あおいちゃんは前世でお隣に住んでた9歳下の男の子だった、すごくキレイな子で、父子家庭だったからショッピングバッグとかよく持ってたイメージ。あんまりおしゃべりしない子だったけど礼儀正しいし笑顔はめちゃくちゃ可愛いし、近所のおばちゃんたちにも大人気だった。
あおいちゃんはよく歌ってた。死んじゃったお母さんの代わりにお料理して、お茶碗洗って、お掃除して、お洗濯して。多分誰にも聞かれてないと思ってたんだろうけど、近所のみんなはうっとり聞いてた。
綺麗な声。綺麗な歌。流行りの曲とかじゃなくて、ゆったりした童謡とか外国の歌とか。
友達とケンカした時、受験で辛かった時、就職して上司に叱られた時。あおいちゃんの歌は心があったかくなるような歌だった。

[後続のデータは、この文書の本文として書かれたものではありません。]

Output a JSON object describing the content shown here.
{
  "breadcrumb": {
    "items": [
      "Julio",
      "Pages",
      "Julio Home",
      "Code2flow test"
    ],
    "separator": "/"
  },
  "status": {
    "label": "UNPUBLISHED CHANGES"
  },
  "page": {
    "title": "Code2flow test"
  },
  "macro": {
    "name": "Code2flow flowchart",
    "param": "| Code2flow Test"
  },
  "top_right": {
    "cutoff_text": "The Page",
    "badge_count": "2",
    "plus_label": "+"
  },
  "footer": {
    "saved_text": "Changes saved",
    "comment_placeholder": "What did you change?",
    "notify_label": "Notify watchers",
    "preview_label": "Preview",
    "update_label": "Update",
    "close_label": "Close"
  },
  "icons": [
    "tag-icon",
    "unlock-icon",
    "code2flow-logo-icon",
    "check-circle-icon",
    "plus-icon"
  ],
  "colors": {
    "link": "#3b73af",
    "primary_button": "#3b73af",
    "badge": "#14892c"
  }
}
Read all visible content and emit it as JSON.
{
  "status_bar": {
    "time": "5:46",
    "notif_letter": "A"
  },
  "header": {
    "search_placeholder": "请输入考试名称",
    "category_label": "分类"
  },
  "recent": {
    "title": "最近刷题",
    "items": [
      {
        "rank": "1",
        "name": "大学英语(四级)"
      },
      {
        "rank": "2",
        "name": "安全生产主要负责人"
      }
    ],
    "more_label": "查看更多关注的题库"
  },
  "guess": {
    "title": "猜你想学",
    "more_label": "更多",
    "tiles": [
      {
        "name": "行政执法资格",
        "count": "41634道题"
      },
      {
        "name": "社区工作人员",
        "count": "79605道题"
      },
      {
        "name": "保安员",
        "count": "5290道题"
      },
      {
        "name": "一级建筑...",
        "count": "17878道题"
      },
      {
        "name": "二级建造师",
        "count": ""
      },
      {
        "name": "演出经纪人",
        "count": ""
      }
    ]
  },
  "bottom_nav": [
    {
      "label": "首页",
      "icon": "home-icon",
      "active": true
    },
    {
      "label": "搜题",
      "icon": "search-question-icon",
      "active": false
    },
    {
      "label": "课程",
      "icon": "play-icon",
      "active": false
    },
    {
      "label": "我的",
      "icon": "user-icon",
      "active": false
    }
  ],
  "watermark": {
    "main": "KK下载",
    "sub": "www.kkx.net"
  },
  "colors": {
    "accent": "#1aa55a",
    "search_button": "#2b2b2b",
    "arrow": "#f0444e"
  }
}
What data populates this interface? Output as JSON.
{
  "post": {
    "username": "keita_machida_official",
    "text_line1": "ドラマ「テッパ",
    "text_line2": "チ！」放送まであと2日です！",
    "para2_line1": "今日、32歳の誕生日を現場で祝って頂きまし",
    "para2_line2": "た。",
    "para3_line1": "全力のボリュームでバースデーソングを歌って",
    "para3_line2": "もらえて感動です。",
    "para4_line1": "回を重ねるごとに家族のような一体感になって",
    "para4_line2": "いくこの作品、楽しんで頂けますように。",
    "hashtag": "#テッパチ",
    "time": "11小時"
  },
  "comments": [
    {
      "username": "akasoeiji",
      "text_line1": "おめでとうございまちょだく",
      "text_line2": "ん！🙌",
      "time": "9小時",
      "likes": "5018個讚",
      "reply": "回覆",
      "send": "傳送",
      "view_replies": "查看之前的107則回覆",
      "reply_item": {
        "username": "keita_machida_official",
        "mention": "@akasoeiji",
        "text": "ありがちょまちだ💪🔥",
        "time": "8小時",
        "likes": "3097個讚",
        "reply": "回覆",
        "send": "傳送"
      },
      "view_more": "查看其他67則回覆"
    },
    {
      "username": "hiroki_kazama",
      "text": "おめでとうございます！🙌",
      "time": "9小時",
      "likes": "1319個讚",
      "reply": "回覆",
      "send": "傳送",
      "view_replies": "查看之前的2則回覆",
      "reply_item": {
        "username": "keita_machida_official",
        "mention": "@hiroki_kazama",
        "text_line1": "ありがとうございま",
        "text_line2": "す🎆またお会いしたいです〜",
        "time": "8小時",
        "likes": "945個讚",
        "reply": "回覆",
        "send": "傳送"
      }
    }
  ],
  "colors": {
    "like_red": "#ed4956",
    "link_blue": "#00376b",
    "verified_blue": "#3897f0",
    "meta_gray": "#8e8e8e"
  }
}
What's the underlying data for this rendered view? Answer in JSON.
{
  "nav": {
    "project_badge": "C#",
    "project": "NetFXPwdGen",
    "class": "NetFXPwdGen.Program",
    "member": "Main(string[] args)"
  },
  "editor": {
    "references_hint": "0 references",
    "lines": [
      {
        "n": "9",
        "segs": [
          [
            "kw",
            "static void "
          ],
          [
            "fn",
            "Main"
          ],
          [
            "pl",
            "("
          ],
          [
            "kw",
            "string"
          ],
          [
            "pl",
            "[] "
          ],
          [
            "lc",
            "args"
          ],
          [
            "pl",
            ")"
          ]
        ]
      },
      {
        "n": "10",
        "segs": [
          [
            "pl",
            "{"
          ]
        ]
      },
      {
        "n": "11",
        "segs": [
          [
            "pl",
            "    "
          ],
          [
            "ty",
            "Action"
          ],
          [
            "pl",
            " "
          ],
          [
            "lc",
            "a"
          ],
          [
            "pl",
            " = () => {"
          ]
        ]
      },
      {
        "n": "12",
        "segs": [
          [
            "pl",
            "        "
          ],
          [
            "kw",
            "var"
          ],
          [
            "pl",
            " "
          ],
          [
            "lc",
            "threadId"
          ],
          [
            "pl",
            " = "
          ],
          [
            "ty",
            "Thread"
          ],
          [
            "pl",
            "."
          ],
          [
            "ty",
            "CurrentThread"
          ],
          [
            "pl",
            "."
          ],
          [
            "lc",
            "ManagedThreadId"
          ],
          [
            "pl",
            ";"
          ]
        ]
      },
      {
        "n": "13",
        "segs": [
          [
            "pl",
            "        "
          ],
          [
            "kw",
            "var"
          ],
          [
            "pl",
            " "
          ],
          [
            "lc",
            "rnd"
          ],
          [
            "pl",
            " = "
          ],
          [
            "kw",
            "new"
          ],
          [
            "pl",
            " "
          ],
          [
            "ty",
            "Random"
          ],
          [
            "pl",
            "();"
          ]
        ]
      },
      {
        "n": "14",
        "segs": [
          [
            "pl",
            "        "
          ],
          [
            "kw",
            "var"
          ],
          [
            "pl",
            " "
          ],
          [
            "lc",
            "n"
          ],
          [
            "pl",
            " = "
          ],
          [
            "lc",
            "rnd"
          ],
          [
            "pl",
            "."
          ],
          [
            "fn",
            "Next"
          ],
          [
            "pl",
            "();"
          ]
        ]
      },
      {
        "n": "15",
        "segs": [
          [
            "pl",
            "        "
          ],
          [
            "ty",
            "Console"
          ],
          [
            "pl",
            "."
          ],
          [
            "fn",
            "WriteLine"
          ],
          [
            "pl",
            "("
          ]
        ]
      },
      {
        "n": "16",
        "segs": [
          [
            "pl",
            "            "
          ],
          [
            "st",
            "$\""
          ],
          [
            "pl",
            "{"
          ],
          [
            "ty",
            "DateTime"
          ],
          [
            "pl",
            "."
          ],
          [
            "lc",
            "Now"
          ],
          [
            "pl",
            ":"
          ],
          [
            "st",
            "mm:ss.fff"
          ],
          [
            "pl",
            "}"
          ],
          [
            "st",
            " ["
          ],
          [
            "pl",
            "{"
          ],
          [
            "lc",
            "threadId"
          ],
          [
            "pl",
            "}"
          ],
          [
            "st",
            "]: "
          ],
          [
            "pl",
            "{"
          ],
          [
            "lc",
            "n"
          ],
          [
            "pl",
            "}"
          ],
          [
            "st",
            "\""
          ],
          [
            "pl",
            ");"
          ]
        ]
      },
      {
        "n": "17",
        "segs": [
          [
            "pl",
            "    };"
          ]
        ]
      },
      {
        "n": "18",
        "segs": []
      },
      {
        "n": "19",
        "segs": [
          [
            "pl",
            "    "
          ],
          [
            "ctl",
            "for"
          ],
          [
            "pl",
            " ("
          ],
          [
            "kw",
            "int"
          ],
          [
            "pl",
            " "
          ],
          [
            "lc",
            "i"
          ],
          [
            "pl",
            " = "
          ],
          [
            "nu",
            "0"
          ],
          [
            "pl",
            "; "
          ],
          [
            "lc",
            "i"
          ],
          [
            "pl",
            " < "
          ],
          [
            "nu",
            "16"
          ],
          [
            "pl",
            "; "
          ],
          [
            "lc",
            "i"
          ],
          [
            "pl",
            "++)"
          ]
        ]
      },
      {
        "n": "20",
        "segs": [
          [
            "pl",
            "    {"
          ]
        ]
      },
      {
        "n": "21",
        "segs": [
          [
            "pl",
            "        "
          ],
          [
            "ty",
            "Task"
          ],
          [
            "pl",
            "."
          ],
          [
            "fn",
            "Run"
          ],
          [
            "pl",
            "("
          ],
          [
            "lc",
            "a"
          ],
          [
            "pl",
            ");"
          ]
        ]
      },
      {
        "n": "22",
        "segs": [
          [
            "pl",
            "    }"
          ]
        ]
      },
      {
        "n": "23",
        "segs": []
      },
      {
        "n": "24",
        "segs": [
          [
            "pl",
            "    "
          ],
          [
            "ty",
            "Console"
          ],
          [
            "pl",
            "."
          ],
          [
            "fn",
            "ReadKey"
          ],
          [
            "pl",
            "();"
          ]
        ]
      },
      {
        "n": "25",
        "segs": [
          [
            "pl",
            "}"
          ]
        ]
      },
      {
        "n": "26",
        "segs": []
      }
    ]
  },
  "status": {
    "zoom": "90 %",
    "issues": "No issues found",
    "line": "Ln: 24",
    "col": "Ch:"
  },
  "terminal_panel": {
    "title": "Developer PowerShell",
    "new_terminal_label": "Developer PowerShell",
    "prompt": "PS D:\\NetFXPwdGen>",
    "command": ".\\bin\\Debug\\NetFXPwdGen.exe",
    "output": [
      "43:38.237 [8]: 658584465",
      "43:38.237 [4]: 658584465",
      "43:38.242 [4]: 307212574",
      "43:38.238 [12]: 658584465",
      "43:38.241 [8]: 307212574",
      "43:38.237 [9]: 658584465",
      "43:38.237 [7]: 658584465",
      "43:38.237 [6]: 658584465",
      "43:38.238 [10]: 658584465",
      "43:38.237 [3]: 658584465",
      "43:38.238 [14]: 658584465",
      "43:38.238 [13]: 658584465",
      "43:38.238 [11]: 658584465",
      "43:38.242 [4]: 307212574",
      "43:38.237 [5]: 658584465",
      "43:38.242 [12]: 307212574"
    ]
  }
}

それなのに、あおいちゃんの歌がぱったり聞こえなくなって。
ショッピングバッグ持ったあおいちゃんを見なくなって。
お隣の郵便受けに新聞が溜まりはじめて。
おかしいんじゃない?ってママも言い出して。
どこからかすごく臭い臭いがしだして。
パトカーが、隣んちにいっぱい来た。
隣のおじさんが死んでたって………
あおいちゃんは、床に零れたたくさんの血だけ残して居なくなってしまった。